Although withholding aid from an enemy was acceptable and even wise in the minds of some Jewish teachers, Jesus condemned even passive-aggressive expressions of retaliation. He insisted that His disciples should view an enemy’s adversity, not as an opportunity to rub salt in his wounds or kick him while he is down but to express love and generosity.

In a world full of people who constantly seek to get even and are always demanding their rights, Jesus says that those who live in His Kingdom have the right to be wronged.

Nothing has done greater damage to our Christian testimony than our trying to be right and demanding right of others. We become preoccupied with what is and what is not right. We ask ourselves, have we been justly or unjustly treated? And we think thus to vindicate our actions.

But that is not our standard. The whole question for us is one of cross bearing. You asked me, is it right for someone to strike my cheek? I reply, of course not!

But question is, “do you only want to be right?” As Christians our standard of living can never be right or wrong, but the Cross. The principle of the cross is our principle of conduct…’Right and Wrong’ is the principle of the Gentile and tax collectors.
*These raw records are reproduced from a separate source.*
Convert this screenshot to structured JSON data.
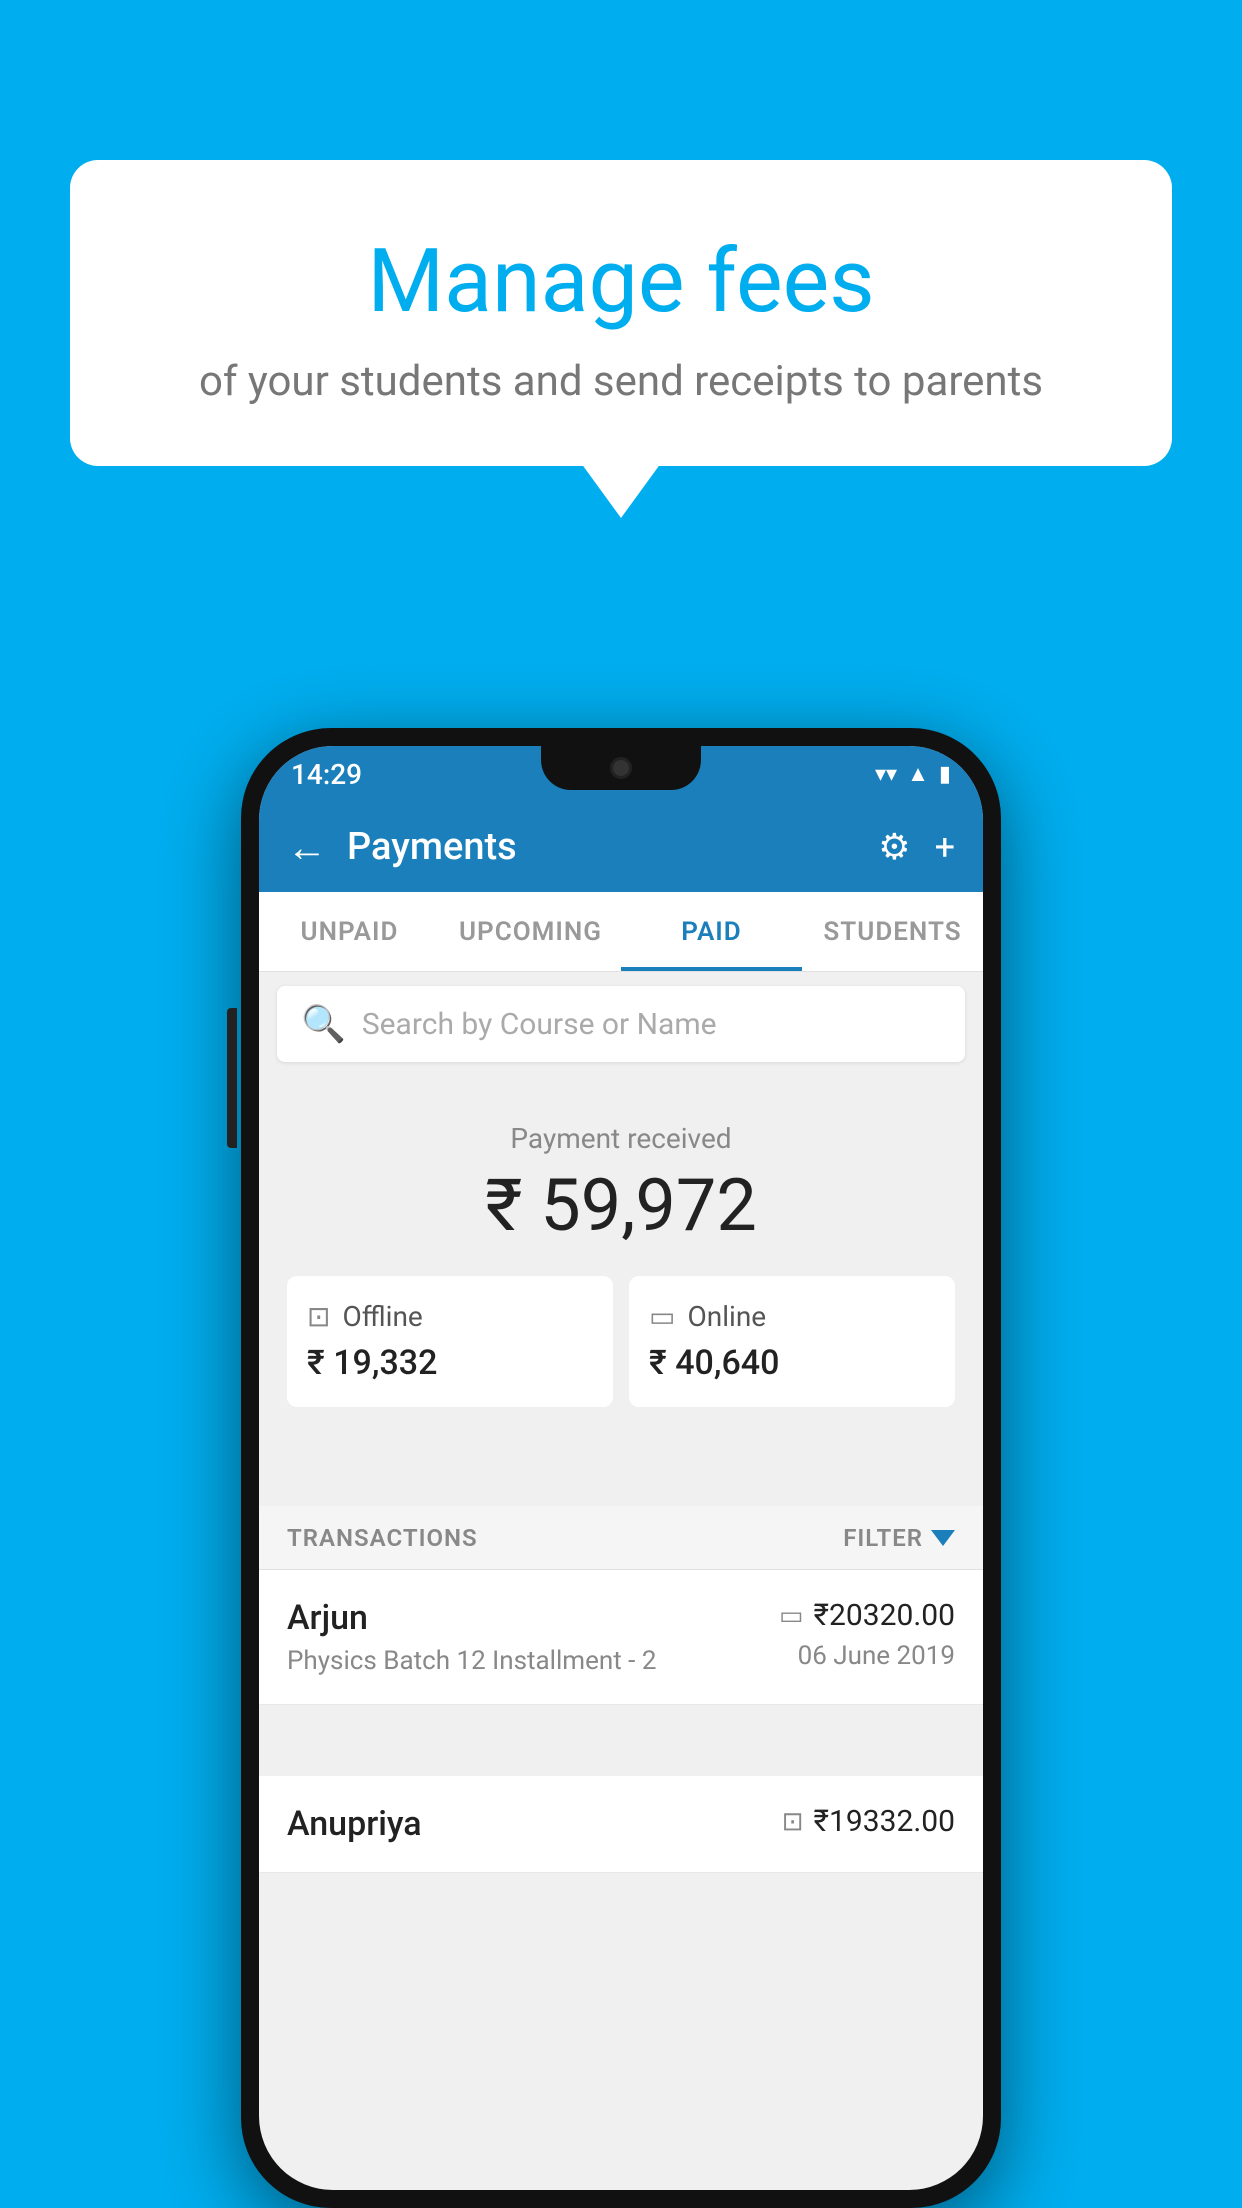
{
  "background_color": "#00AEEF",
  "speech_bubble": {
    "heading": "Manage fees",
    "subtext": "of your students and send receipts to parents"
  },
  "status_bar": {
    "time": "14:29",
    "wifi": "▲",
    "signal": "▲",
    "battery": "▮"
  },
  "header": {
    "title": "Payments",
    "back_label": "←",
    "settings_label": "⚙",
    "add_label": "+"
  },
  "tabs": [
    {
      "label": "UNPAID",
      "active": false
    },
    {
      "label": "UPCOMING",
      "active": false
    },
    {
      "label": "PAID",
      "active": true
    },
    {
      "label": "STUDENTS",
      "active": false
    }
  ],
  "search": {
    "placeholder": "Search by Course or Name"
  },
  "payment_summary": {
    "label": "Payment received",
    "total": "₹ 59,972",
    "offline": {
      "icon": "offline-icon",
      "label": "Offline",
      "amount": "₹ 19,332"
    },
    "online": {
      "icon": "online-icon",
      "label": "Online",
      "amount": "₹ 40,640"
    }
  },
  "transactions": {
    "header_label": "TRANSACTIONS",
    "filter_label": "FILTER",
    "rows": [
      {
        "name": "Arjun",
        "detail": "Physics Batch 12 Installment - 2",
        "amount": "₹20320.00",
        "date": "06 June 2019",
        "icon": "credit-card"
      },
      {
        "name": "Anupriya",
        "detail": "",
        "amount": "₹19332.00",
        "date": "",
        "icon": "cash"
      }
    ]
  }
}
My life is to be governed by the principle of the cross and of the perfection of the Father.

If you’re a Christian, learn soon this great spiritual lesson. Do not stand on your rights. The 2nd mile is only typical of the third and the fourth. The cloak is only typical of our possessions. Our time is not our own.

When Jesus died for us on the cross, he did not do it to defend our rights or his. It was Grace that took him there. Now, as his children, we are called to the same life of self-sacrifice and Christ-like service.

In a world full of people who constantly seek to get even and are always demanding their rights, Jesus says that those who live in His Kingdom have the right to be wronged.